Pour l’instant, peu de sociétés de puces en IA chinoises attaquent directement le marché principal de Nvidia en vendant des puces pour les serveurs, malgré l’intérêt apparent du gouvernement. Les startups Horizon Robotics et Deephi, ainsi que Huawei, bien plus gros, se concentrent plutôt sur des puces pour apporter des fonctions d’IA telles que la compréhension de la vidéo sur des appareils tels que les voitures et les caméras.

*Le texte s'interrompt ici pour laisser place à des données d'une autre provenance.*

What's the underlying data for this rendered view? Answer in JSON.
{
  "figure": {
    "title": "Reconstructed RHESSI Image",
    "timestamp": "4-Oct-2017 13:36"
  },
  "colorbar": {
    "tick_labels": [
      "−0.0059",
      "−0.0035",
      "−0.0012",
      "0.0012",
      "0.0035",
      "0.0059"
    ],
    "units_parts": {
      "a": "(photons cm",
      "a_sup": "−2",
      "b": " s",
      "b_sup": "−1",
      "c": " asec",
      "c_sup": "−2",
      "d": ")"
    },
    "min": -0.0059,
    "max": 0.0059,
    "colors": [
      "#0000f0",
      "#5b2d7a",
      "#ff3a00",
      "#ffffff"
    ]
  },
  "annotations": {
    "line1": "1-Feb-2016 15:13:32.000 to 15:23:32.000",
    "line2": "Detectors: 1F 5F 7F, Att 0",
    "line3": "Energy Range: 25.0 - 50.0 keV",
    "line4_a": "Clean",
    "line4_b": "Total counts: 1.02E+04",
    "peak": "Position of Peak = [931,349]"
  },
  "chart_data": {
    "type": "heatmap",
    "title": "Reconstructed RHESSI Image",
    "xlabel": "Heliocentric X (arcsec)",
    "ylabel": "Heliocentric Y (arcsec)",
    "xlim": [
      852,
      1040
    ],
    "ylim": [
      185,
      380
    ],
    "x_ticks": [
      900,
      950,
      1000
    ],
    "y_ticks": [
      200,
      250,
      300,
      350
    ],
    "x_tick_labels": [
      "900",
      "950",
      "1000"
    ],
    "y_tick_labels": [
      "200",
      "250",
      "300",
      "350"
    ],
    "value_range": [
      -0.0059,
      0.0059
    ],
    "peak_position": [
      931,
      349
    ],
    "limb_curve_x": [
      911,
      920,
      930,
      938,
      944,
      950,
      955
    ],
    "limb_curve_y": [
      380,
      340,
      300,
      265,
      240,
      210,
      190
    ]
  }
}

Le marché sain de la surveillance en Chine est l’un des moteurs de cette tendance, déclare Chris Rowen, un investisseur qui dirigeait auparavant les sociétés de conception de puces de la Silicon Valley. Mettre des puces d’IA dans des caméras peut les rendre capables de repérer automatiquement des personnes, des objets ou des actions. Google a récemment vanté la capacité de reconnaissance d’image de sa caméra Clips qui possède une puce IA, même si elle utilise cette capacité pour prendre des instantanés de famille, pas pour de la surveillance.
Selon Chris Rowen, les startups de puces chinoises envisagent également le vaste potentiel du marché consistant à intégrer des fonctions IA dans les appareils ménagers, les pièces automobiles et d’autres gadgets fabriqués en Chine.
« La manière de faire proliférer cette technologie est d’abaisser les coûts », explique Chris Rowen.
Malgré l’émergence de la concurrence transpacifique dans l’IA, il n’y a pas de lignes de démarcation claires entre les entreprises chinoises et américaines. Cambricon, société soutenue par l’État, concède sous licence des designs du concepteur de puces Silicon Valley, Arteris, pour le «backbone» des interconnexions qui transportent les données autour d’une puce, par exemple. Intel a mené la ronde pour un financement de 100 millions de dollars dans Horizon Robotics, qui travaille sur les puces AI pour les véhicules autonomes, même si elle a ses propres produits sur ce marché. Et en septembre, le PDG de Nvidia, Jensen Huang, a annoncé de nouvelles transactions avec les géants chinois Alibaba, Baidu et Tencent.
«Les applications de l’IA en Chine vont fonctionner pendant un certain temps sur du matériel américain, c’est la réalité à ce stade», explique Paul Triolo.